Bumfketeer wrote:
Only 20 years? I'm pushing 40 years at this point.
Well, Tom, as I said before, I will be rescued by retirement or death soon, so I will hang in until then.
I do find it interesting how quickly this trade began to vanish. And there was really no technological advance that caused it to do so, as was the case with printers.
There are reporters who seem overjoyed by it. I guess the next time one of them writes about the day Pearl Harbor was bombed - Dec. 7, 1951 - our readers will get a real education. (That was caught on the desk here.)
Interestingly, and not that it makes it any better, a friend I see a couple times a year who is a mailman gets the Wall Street Journal and reads it religiously. When I saw him a few weeks ago, he mentioned to me that he can't understand the sudden abundance of typos, grammatical errors and errors of fact he is seeing in that paper these days.
Not to put down mailmen, who are swell people doing a great job, but he is not a student of the language by any means. If he is noticing, just imagine what others are seeing....

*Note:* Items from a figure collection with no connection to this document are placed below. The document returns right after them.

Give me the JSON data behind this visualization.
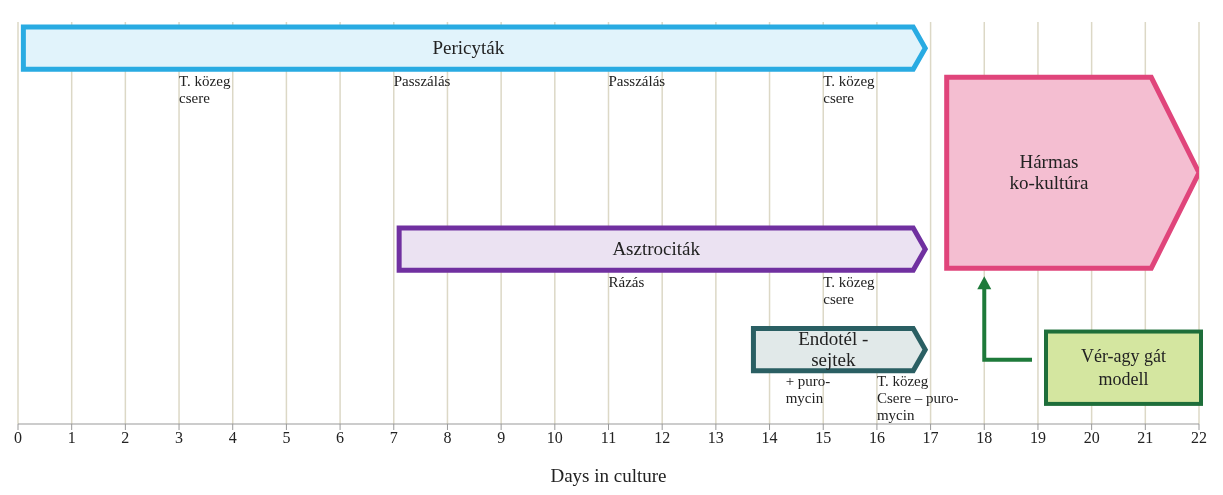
{
  "chart_data": {
    "type": "bar",
    "orientation": "horizontal",
    "categories": [
      "Pericyták",
      "Hármas ko-kultúra",
      "Asztrociták",
      "Endotél - sejtek"
    ],
    "base": [
      0.1,
      17.3,
      7.1,
      13.7
    ],
    "values": [
      16.8,
      4.7,
      9.8,
      3.2
    ],
    "colors": [
      "#29abe2",
      "#e0457b",
      "#7030a0",
      "#2a5f63"
    ],
    "xlabel": "Days in culture",
    "xlim": [
      0,
      22
    ],
    "xticks": [
      0,
      1,
      2,
      3,
      4,
      5,
      6,
      7,
      8,
      9,
      10,
      11,
      12,
      13,
      14,
      15,
      16,
      17,
      18,
      19,
      20,
      21,
      22
    ],
    "grid": "x",
    "tick_labels": "x",
    "annotations": [
      {
        "text": "T. közeg\ncsere",
        "x": 3,
        "y": "Pericyták"
      },
      {
        "text": "Passzálás",
        "x": 7,
        "y": "Pericyták"
      },
      {
        "text": "Passzálás",
        "x": 11,
        "y": "Pericyták"
      },
      {
        "text": "T. közeg\ncsere",
        "x": 15,
        "y": "Pericyták"
      },
      {
        "text": "Rázás",
        "x": 11,
        "y": "Asztrociták"
      },
      {
        "text": "T. közeg\ncsere",
        "x": 15,
        "y": "Asztrociták"
      },
      "+ puro-\nmycin",
      "T. közeg\nCsere – puro-\nmycin",
      "Vér-agy gát modell"
    ]
  }
}
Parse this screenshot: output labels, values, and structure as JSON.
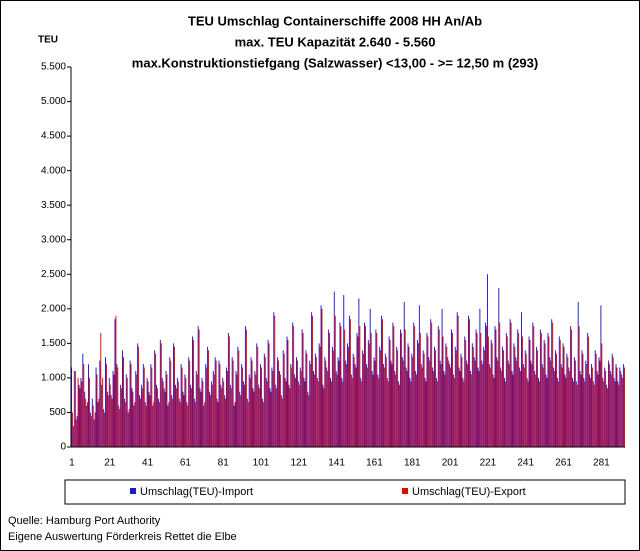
{
  "chart_data": {
    "type": "bar",
    "title": "TEU Umschlag Containerschiffe 2008 HH An/Ab",
    "subtitle": [
      "max. TEU Kapazität 2.640 - 5.560",
      "max.Konstruktionstiefgang (Salzwasser) <13,00 - >= 12,50 m (293)"
    ],
    "y_label": "TEU",
    "notes": [
      "Quelle: Hamburg Port Authority",
      "Eigene Auswertung Förderkreis Rettet die Elbe"
    ],
    "ylim": [
      0,
      5500
    ],
    "yticks": [
      0,
      500,
      {
        "value": 1000,
        "label": "1.000"
      },
      {
        "value": 1500,
        "label": "1.500"
      },
      {
        "value": 2000,
        "label": "2.000"
      },
      {
        "value": 2500,
        "label": "2.500"
      },
      {
        "value": 3000,
        "label": "3.000"
      },
      {
        "value": 3500,
        "label": "3.500"
      },
      {
        "value": 4000,
        "label": "4.000"
      },
      {
        "value": 4500,
        "label": "4.500"
      },
      {
        "value": 5000,
        "label": "5.000"
      },
      {
        "value": 5500,
        "label": "5.500"
      }
    ],
    "grid": false,
    "categories": [
      "1",
      null,
      null,
      null,
      null,
      null,
      null,
      null,
      null,
      null,
      null,
      null,
      null,
      null,
      null,
      null,
      null,
      null,
      null,
      null,
      "21",
      null,
      null,
      null,
      null,
      null,
      null,
      null,
      null,
      null,
      null,
      null,
      null,
      null,
      null,
      null,
      null,
      null,
      null,
      null,
      "41",
      null,
      null,
      null,
      null,
      null,
      null,
      null,
      null,
      null,
      null,
      null,
      null,
      null,
      null,
      null,
      null,
      null,
      null,
      null,
      "61",
      null,
      null,
      null,
      null,
      null,
      null,
      null,
      null,
      null,
      null,
      null,
      null,
      null,
      null,
      null,
      null,
      null,
      null,
      null,
      "81",
      null,
      null,
      null,
      null,
      null,
      null,
      null,
      null,
      null,
      null,
      null,
      null,
      null,
      null,
      null,
      null,
      null,
      null,
      null,
      "101",
      null,
      null,
      null,
      null,
      null,
      null,
      null,
      null,
      null,
      null,
      null,
      null,
      null,
      null,
      null,
      null,
      null,
      null,
      null,
      "121",
      null,
      null,
      null,
      null,
      null,
      null,
      null,
      null,
      null,
      null,
      null,
      null,
      null,
      null,
      null,
      null,
      null,
      null,
      null,
      "141",
      null,
      null,
      null,
      null,
      null,
      null,
      null,
      null,
      null,
      null,
      null,
      null,
      null,
      null,
      null,
      null,
      null,
      null,
      null,
      "161",
      null,
      null,
      null,
      null,
      null,
      null,
      null,
      null,
      null,
      null,
      null,
      null,
      null,
      null,
      null,
      null,
      null,
      null,
      null,
      "181",
      null,
      null,
      null,
      null,
      null,
      null,
      null,
      null,
      null,
      null,
      null,
      null,
      null,
      null,
      null,
      null,
      null,
      null,
      null,
      "201",
      null,
      null,
      null,
      null,
      null,
      null,
      null,
      null,
      null,
      null,
      null,
      null,
      null,
      null,
      null,
      null,
      null,
      null,
      null,
      "221",
      null,
      null,
      null,
      null,
      null,
      null,
      null,
      null,
      null,
      null,
      null,
      null,
      null,
      null,
      null,
      null,
      null,
      null,
      null,
      "241",
      null,
      null,
      null,
      null,
      null,
      null,
      null,
      null,
      null,
      null,
      null,
      null,
      null,
      null,
      null,
      null,
      null,
      null,
      null,
      "261",
      null,
      null,
      null,
      null,
      null,
      null,
      null,
      null,
      null,
      null,
      null,
      null,
      null,
      null,
      null,
      null,
      null,
      null,
      null,
      "281",
      null,
      null,
      null,
      null,
      null,
      null,
      null,
      null,
      null,
      null,
      null,
      null
    ],
    "series": [
      {
        "name": "Umschlag(TEU)-Import",
        "color": "#1a1ac8",
        "values": [
          1150,
          300,
          1100,
          450,
          900,
          1000,
          1350,
          800,
          600,
          1200,
          500,
          700,
          400,
          1150,
          650,
          1250,
          900,
          550,
          1300,
          800,
          1000,
          750,
          1100,
          1850,
          1200,
          600,
          900,
          1400,
          700,
          1050,
          500,
          1250,
          850,
          600,
          1100,
          1500,
          750,
          900,
          1200,
          650,
          1000,
          800,
          1200,
          600,
          1400,
          900,
          700,
          1550,
          1000,
          850,
          1100,
          600,
          1300,
          750,
          1500,
          900,
          1000,
          700,
          1200,
          800,
          1050,
          650,
          1300,
          900,
          1600,
          700,
          1100,
          1750,
          850,
          1000,
          600,
          1200,
          1450,
          800,
          950,
          1100,
          1300,
          700,
          1250,
          900,
          1000,
          750,
          1150,
          1650,
          900,
          1300,
          600,
          1100,
          1450,
          800,
          1200,
          950,
          1750,
          700,
          1050,
          1300,
          850,
          1100,
          1500,
          900,
          1200,
          700,
          1350,
          1000,
          1550,
          850,
          1150,
          1950,
          900,
          1300,
          1100,
          750,
          1400,
          1000,
          1600,
          900,
          1200,
          1800,
          1050,
          1300,
          950,
          1150,
          1700,
          1000,
          1400,
          800,
          1250,
          1950,
          1100,
          1350,
          1000,
          1500,
          2050,
          900,
          1300,
          1150,
          1700,
          1000,
          1450,
          2250,
          1100,
          1300,
          1800,
          1000,
          2200,
          1250,
          1500,
          1900,
          1050,
          1350,
          1200,
          1650,
          2150,
          1000,
          1400,
          1800,
          1200,
          1550,
          2000,
          1100,
          1300,
          1700,
          1050,
          1450,
          1900,
          1200,
          1350,
          1000,
          1600,
          1250,
          1800,
          1100,
          1450,
          950,
          1700,
          1300,
          2100,
          1150,
          1500,
          1000,
          1350,
          1800,
          1100,
          1550,
          2050,
          1200,
          1400,
          1000,
          1650,
          1300,
          1850,
          1150,
          1450,
          1000,
          1750,
          1250,
          2000,
          1100,
          1500,
          1300,
          1200,
          1700,
          1050,
          1450,
          1950,
          1150,
          1350,
          1000,
          1600,
          1250,
          1900,
          1100,
          1500,
          1300,
          1700,
          1150,
          2000,
          1250,
          1450,
          1800,
          2500,
          1200,
          1550,
          1050,
          1750,
          1300,
          2300,
          1150,
          1450,
          1000,
          1650,
          1250,
          1850,
          1100,
          1500,
          1300,
          1700,
          1150,
          1950,
          1200,
          1400,
          1000,
          1600,
          1250,
          1800,
          1100,
          1450,
          1000,
          1700,
          1200,
          1550,
          1050,
          1650,
          1300,
          1850,
          1150,
          1400,
          1000,
          1600,
          1200,
          1500,
          1050,
          1350,
          1150,
          1750,
          1000,
          1300,
          950,
          2100,
          1100,
          1400,
          1000,
          1250,
          1650,
          1050,
          1200,
          950,
          1400,
          1100,
          1300,
          2050,
          1000,
          1150,
          900,
          1250,
          1100,
          1350,
          1000,
          1200,
          950,
          1150,
          1050,
          1200
        ]
      },
      {
        "name": "Umschlag(TEU)-Export",
        "color": "#e80000",
        "values": [
          500,
          1100,
          400,
          1000,
          850,
          950,
          1200,
          700,
          650,
          1000,
          450,
          600,
          500,
          1050,
          700,
          1650,
          1000,
          500,
          1200,
          750,
          900,
          700,
          1050,
          1900,
          1150,
          550,
          850,
          1300,
          650,
          1000,
          550,
          1200,
          800,
          650,
          1050,
          1450,
          700,
          850,
          1150,
          600,
          950,
          750,
          1150,
          650,
          1350,
          850,
          650,
          1500,
          950,
          800,
          1050,
          650,
          1250,
          700,
          1450,
          850,
          950,
          650,
          1150,
          750,
          1000,
          600,
          1250,
          850,
          1550,
          650,
          1050,
          1700,
          800,
          950,
          650,
          1150,
          1400,
          750,
          900,
          1050,
          1250,
          650,
          1200,
          850,
          950,
          700,
          1100,
          1600,
          850,
          1250,
          650,
          1050,
          1400,
          750,
          1150,
          900,
          1700,
          650,
          1000,
          1250,
          800,
          1050,
          1450,
          850,
          1150,
          650,
          1300,
          950,
          1500,
          800,
          1100,
          1900,
          850,
          1250,
          1050,
          700,
          1350,
          950,
          1550,
          850,
          1150,
          1750,
          1000,
          1250,
          900,
          1100,
          1650,
          950,
          1350,
          750,
          1200,
          1900,
          1050,
          1300,
          950,
          1450,
          2000,
          850,
          1250,
          1100,
          1650,
          950,
          1400,
          1900,
          1050,
          1250,
          1750,
          950,
          1700,
          1200,
          1450,
          1850,
          1000,
          1300,
          1150,
          1600,
          1750,
          950,
          1350,
          1750,
          1150,
          1500,
          1650,
          1050,
          1250,
          1650,
          1000,
          1400,
          1850,
          1150,
          1300,
          950,
          1550,
          1200,
          1750,
          1050,
          1400,
          900,
          1650,
          1250,
          1700,
          1100,
          1450,
          950,
          1300,
          1750,
          1050,
          1500,
          1650,
          1150,
          1350,
          950,
          1600,
          1250,
          1800,
          1100,
          1400,
          950,
          1700,
          1200,
          1600,
          1050,
          1450,
          1250,
          1150,
          1650,
          1000,
          1400,
          1900,
          1100,
          1300,
          950,
          1550,
          1200,
          1850,
          1050,
          1450,
          1250,
          1650,
          1100,
          1650,
          1200,
          1400,
          1750,
          1600,
          1150,
          1500,
          1000,
          1700,
          1250,
          1800,
          1100,
          1400,
          950,
          1600,
          1200,
          1800,
          1050,
          1450,
          1250,
          1650,
          1100,
          1600,
          1150,
          1350,
          950,
          1550,
          1200,
          1750,
          1050,
          1400,
          950,
          1650,
          1150,
          1500,
          1000,
          1600,
          1250,
          1800,
          1100,
          1350,
          950,
          1550,
          1150,
          1450,
          1000,
          1300,
          1100,
          1700,
          950,
          1250,
          900,
          1750,
          1050,
          1350,
          950,
          1200,
          1600,
          1000,
          1150,
          900,
          1350,
          1050,
          1250,
          1500,
          950,
          1100,
          850,
          1200,
          1050,
          1300,
          950,
          1150,
          900,
          1100,
          1000,
          1150
        ]
      }
    ]
  }
}
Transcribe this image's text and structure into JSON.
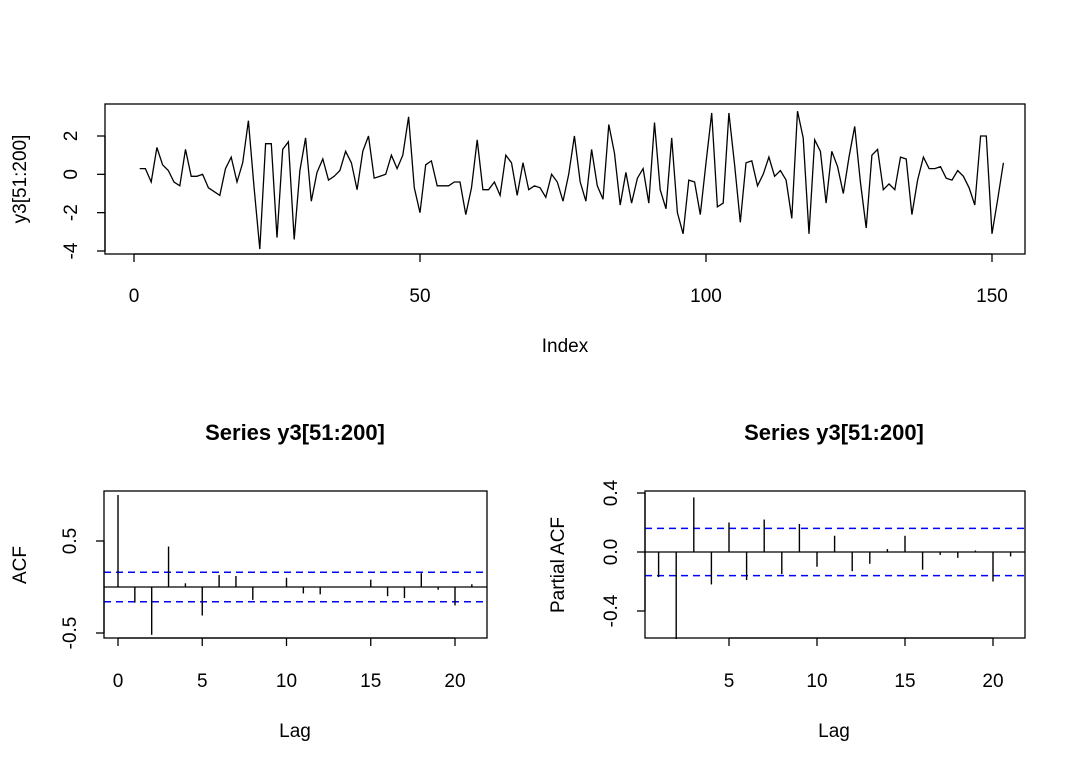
{
  "chart_data": [
    {
      "type": "line",
      "ylabel": "y3[51:200]",
      "xlabel": "Index",
      "xlim": [
        0,
        150
      ],
      "ylim": [
        -4,
        3.3
      ],
      "xticks": [
        0,
        50,
        100,
        150
      ],
      "yticks": [
        -4,
        -2,
        0,
        2
      ],
      "x_start": 1,
      "values": [
        0.3,
        0.3,
        -0.4,
        1.4,
        0.5,
        0.2,
        -0.4,
        -0.6,
        1.3,
        -0.1,
        -0.1,
        0.0,
        -0.7,
        -0.9,
        -1.1,
        0.3,
        0.9,
        -0.4,
        0.6,
        2.8,
        -0.7,
        -3.9,
        1.6,
        1.6,
        -3.3,
        1.3,
        1.7,
        -3.4,
        0.2,
        1.9,
        -1.4,
        0.1,
        0.8,
        -0.3,
        -0.1,
        0.2,
        1.2,
        0.6,
        -0.8,
        1.2,
        2.0,
        -0.2,
        -0.1,
        0.0,
        1.0,
        0.3,
        1.0,
        3.0,
        -0.7,
        -2.0,
        0.5,
        0.7,
        -0.6,
        -0.6,
        -0.6,
        -0.4,
        -0.4,
        -2.1,
        -0.7,
        1.8,
        -0.8,
        -0.8,
        -0.4,
        -1.1,
        1.0,
        0.6,
        -1.1,
        0.6,
        -0.8,
        -0.6,
        -0.7,
        -1.2,
        0.0,
        -0.4,
        -1.4,
        0.0,
        2.0,
        -0.4,
        -1.4,
        1.3,
        -0.6,
        -1.3,
        2.6,
        1.1,
        -1.6,
        0.1,
        -1.5,
        -0.2,
        0.3,
        -1.5,
        2.7,
        -0.8,
        -1.8,
        1.9,
        -2.0,
        -3.1,
        -0.3,
        -0.4,
        -2.1,
        0.6,
        3.2,
        -1.7,
        -1.5,
        3.2,
        0.5,
        -2.5,
        0.6,
        0.7,
        -0.6,
        0.0,
        0.9,
        -0.1,
        0.2,
        -0.3,
        -2.3,
        3.3,
        1.9,
        -3.1,
        1.8,
        1.2,
        -1.5,
        1.2,
        0.4,
        -1.0,
        0.9,
        2.5,
        -0.4,
        -2.8,
        1.0,
        1.3,
        -0.8,
        -0.5,
        -0.8,
        0.9,
        0.8,
        -2.1,
        -0.3,
        0.9,
        0.3,
        0.3,
        0.4,
        -0.2,
        -0.3,
        0.2,
        -0.1,
        -0.7,
        -1.6,
        2.0,
        2.0,
        -3.1,
        -1.3,
        0.6
      ]
    },
    {
      "type": "bar",
      "title": "Series  y3[51:200]",
      "xlabel": "Lag",
      "ylabel": "ACF",
      "xlim": [
        0,
        21.5
      ],
      "ylim": [
        -0.55,
        1.05
      ],
      "xticks": [
        0,
        5,
        10,
        15,
        20
      ],
      "yticks": [
        -0.5,
        0.5
      ],
      "ci": 0.16,
      "ci_color": "#0000ff",
      "lags": [
        0,
        1,
        2,
        3,
        4,
        5,
        6,
        7,
        8,
        9,
        10,
        11,
        12,
        13,
        14,
        15,
        16,
        17,
        18,
        19,
        20,
        21
      ],
      "values": [
        1.0,
        -0.17,
        -0.52,
        0.44,
        0.04,
        -0.31,
        0.13,
        0.12,
        -0.14,
        0.0,
        0.1,
        -0.07,
        -0.08,
        0.0,
        0.0,
        0.08,
        -0.1,
        -0.12,
        0.15,
        -0.03,
        -0.2,
        0.03
      ]
    },
    {
      "type": "bar",
      "title": "Series  y3[51:200]",
      "xlabel": "Lag",
      "ylabel": "Partial ACF",
      "xlim": [
        0.5,
        21.5
      ],
      "ylim": [
        -0.62,
        0.42
      ],
      "xticks": [
        5,
        10,
        15,
        20
      ],
      "yticks": [
        -0.4,
        0.0,
        0.4
      ],
      "ytick_labels": [
        "-0.4",
        "0.0",
        "0.4"
      ],
      "ci": 0.16,
      "ci_color": "#0000ff",
      "lags": [
        1,
        2,
        3,
        4,
        5,
        6,
        7,
        8,
        9,
        10,
        11,
        12,
        13,
        14,
        15,
        16,
        17,
        18,
        19,
        20,
        21
      ],
      "values": [
        -0.17,
        -0.59,
        0.37,
        -0.22,
        0.2,
        -0.19,
        0.22,
        -0.15,
        0.19,
        -0.1,
        0.11,
        -0.13,
        -0.08,
        0.02,
        0.11,
        -0.12,
        -0.02,
        -0.04,
        0.01,
        -0.2,
        -0.03
      ]
    }
  ]
}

He is far from the only one of the "ordinary" folks who notice. Last summer when I was on vacation in SC, my car needed an unexpected repair. A nice, older (probably in his late 70s) man from the dealer drove me back to my friend's house, and in the course of our conversation he asked me about my job. I explained copy editing, and he, too, commented that there didn't seem to be much of that in the newspapers anymore, that he and his friends regularly see so many errors (this was in
Charleston Post & Courier territory). When I told him how newspapers have gotten rid of so many editors and combined copy editing with pagination etc., he was horrified.